What made her smile and laugh was his stories about the kids or the guys at the gym or how his dancers and bouncers were always dating, breaking up, acting out and trying and failing to hide that shit seeing as he had a no fraternization policy.
She’d also made him smile, relaxing more and more as the dinner went on and sharing about places she’d gone, things she’d done and the people she knew and worked with. Some of the names of recording artists he definitely knew. He even knew some of designers’ names.
The one thing that made him uneasy about this was the way she talked about it. She clearly enjoyed her work, liked and/or admired the people she worked with and it was obvious she loved what she did and the people she did it around.
In her globetrotting lifestyle with the fashion and music elite, he could see it would be difficult to settle in a small town on coastal Maine no matter how pretty the town was or how phenomenal her house was in that town.
She took him from his thoughts when she said softly, “Before it became too hard for her to negotiate stairs, Gran and I used to sit up here all the time.”
His eyes went to her to see she still had hers to the view and she kept talking.
“When I was young, I used to make up stories and tell them to her. I think she knew they were my daydreams but she never said anything. When I was older, we wouldn’t have to say anything at all. She’d sip her Drambuie, me my Chambord and we’d just sit here, staring at the sea, and we’d just be but in being we did it together.”
Jake said nothing, reading her mood and deciding she didn’t need a grief counselor or a conversationalist.

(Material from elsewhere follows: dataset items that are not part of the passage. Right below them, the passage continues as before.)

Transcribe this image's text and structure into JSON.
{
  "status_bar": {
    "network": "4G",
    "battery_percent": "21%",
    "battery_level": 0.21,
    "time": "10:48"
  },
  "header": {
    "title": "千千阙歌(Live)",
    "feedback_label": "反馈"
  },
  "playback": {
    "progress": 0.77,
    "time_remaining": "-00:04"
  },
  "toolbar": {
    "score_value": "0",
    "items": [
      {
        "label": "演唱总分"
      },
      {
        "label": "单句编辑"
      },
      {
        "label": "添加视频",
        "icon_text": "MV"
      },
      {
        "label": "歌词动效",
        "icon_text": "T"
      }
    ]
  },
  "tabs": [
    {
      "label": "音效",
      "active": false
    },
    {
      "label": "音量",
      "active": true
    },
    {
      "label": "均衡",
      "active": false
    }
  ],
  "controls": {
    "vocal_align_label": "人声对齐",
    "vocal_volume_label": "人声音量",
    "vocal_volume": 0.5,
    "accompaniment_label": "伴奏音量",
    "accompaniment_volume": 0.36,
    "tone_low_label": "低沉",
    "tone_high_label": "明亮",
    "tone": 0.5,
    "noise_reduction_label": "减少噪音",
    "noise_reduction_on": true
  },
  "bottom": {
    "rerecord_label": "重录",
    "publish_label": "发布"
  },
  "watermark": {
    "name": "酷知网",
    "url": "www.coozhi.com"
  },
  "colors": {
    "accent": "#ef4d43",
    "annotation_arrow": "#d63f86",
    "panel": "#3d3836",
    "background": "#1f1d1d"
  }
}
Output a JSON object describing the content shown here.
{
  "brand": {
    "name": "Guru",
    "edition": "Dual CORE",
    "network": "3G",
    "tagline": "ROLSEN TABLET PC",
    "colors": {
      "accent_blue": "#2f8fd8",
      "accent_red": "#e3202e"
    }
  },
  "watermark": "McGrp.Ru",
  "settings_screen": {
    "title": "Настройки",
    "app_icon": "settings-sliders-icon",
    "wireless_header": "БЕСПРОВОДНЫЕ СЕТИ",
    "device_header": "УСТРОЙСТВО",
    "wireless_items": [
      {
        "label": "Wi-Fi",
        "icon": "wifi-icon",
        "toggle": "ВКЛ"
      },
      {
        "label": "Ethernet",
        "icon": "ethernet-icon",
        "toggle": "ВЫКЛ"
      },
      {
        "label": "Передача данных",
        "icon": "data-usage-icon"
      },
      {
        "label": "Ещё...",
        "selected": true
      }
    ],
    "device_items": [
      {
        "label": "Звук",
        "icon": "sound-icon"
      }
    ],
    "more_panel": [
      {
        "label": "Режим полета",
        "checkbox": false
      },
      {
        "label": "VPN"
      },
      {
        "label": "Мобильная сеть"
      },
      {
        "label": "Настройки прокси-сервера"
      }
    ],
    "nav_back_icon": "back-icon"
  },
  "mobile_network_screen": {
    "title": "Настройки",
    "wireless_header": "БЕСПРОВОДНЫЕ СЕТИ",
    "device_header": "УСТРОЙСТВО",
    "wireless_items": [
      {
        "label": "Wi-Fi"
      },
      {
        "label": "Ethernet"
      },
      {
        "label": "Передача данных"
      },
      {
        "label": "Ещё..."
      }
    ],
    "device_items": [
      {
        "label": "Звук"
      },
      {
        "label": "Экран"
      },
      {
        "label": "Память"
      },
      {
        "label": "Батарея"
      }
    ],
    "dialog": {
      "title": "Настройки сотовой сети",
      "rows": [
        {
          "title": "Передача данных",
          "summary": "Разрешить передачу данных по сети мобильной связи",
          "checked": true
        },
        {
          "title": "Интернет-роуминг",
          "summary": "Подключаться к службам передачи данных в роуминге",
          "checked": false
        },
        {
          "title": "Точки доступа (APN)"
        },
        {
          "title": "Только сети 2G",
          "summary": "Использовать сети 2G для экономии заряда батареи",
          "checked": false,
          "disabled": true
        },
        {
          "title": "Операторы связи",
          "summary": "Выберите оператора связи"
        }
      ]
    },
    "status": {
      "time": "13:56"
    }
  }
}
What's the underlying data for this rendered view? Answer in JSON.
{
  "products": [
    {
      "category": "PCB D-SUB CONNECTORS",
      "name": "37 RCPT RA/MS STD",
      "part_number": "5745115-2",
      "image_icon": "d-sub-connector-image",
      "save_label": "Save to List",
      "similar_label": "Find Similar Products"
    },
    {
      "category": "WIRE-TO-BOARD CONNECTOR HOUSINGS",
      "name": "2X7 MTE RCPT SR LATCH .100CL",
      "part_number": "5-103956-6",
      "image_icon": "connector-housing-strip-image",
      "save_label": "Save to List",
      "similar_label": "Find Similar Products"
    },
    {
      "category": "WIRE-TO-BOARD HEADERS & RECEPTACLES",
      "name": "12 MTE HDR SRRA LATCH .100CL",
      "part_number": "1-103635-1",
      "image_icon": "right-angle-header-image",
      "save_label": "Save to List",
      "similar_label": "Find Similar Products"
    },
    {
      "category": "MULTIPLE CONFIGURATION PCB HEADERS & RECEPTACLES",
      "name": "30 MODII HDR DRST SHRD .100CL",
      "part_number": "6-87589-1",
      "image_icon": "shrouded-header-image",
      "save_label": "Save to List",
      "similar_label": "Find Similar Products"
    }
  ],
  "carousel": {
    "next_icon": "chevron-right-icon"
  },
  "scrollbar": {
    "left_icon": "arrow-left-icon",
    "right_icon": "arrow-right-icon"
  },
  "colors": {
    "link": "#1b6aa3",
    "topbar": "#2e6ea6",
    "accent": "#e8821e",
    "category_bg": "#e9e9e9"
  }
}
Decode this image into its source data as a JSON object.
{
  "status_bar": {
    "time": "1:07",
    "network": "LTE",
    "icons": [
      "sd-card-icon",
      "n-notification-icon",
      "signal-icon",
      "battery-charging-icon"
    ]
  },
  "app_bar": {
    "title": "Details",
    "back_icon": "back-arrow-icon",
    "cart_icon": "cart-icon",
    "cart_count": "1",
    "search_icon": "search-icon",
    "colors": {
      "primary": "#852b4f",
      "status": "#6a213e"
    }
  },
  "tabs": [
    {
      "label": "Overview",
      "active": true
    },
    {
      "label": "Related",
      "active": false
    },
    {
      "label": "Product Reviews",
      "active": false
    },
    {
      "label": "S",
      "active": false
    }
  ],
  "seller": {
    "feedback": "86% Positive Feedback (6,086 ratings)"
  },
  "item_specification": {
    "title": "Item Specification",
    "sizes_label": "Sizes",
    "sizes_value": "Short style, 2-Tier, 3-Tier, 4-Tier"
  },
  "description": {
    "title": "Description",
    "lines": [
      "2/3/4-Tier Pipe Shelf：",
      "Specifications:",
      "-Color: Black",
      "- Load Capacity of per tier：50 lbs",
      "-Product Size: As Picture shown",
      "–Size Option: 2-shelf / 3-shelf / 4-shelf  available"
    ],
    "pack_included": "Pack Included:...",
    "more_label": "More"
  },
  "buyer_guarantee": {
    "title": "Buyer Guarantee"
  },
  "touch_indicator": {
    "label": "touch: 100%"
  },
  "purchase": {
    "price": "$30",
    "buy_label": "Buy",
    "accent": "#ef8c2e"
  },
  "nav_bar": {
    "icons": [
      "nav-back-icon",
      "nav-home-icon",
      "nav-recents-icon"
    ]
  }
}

She needed a listening ear.
So he was going to give it to her.
However, he was wrong.
He knew this when she turned his way and caught his eyes in the dim light.
“Can you just tell me how you met?” she requested quietly.
“I’ll tell you anything you want, baby,” he replied quietly.
She nodded and Jake gave her what she needed.
“My gym was goin’ down,” he shared.
She tipped her head to the side and he kept going.
“To make a real go of that place, I need to offer boot camps, spin classes, aerobics and shit. In a town this size, a boxing gym is not gonna make a man a shitload of money. And it didn’t. Problem was, I had three kids to take care of and a wife at that time and I needed to make money. A friend of mine is a reporter for the county paper and when it looked like the gym was gonna go down, she made a big deal of it, hoping to get me more members. The Truck losin’ his gym. The kids losin’ their league.”
“The kids losing their league?” she asked.
He nodded. “Got a junior boxing league runs outta the gym. They train three afternoons a week after school and have matches on the weekends. There isn’t a shitload of kids in it but we always got around twenty or thirty. Makes no money, dues they pay barely cover equipment and it eats up gym time. Still, it keeps kids from doin’ fucked up shit and it teaches them discipline, gives them confidence, shows them it’s important to take care of their bodies, and gives them the means to stick up for themselves.”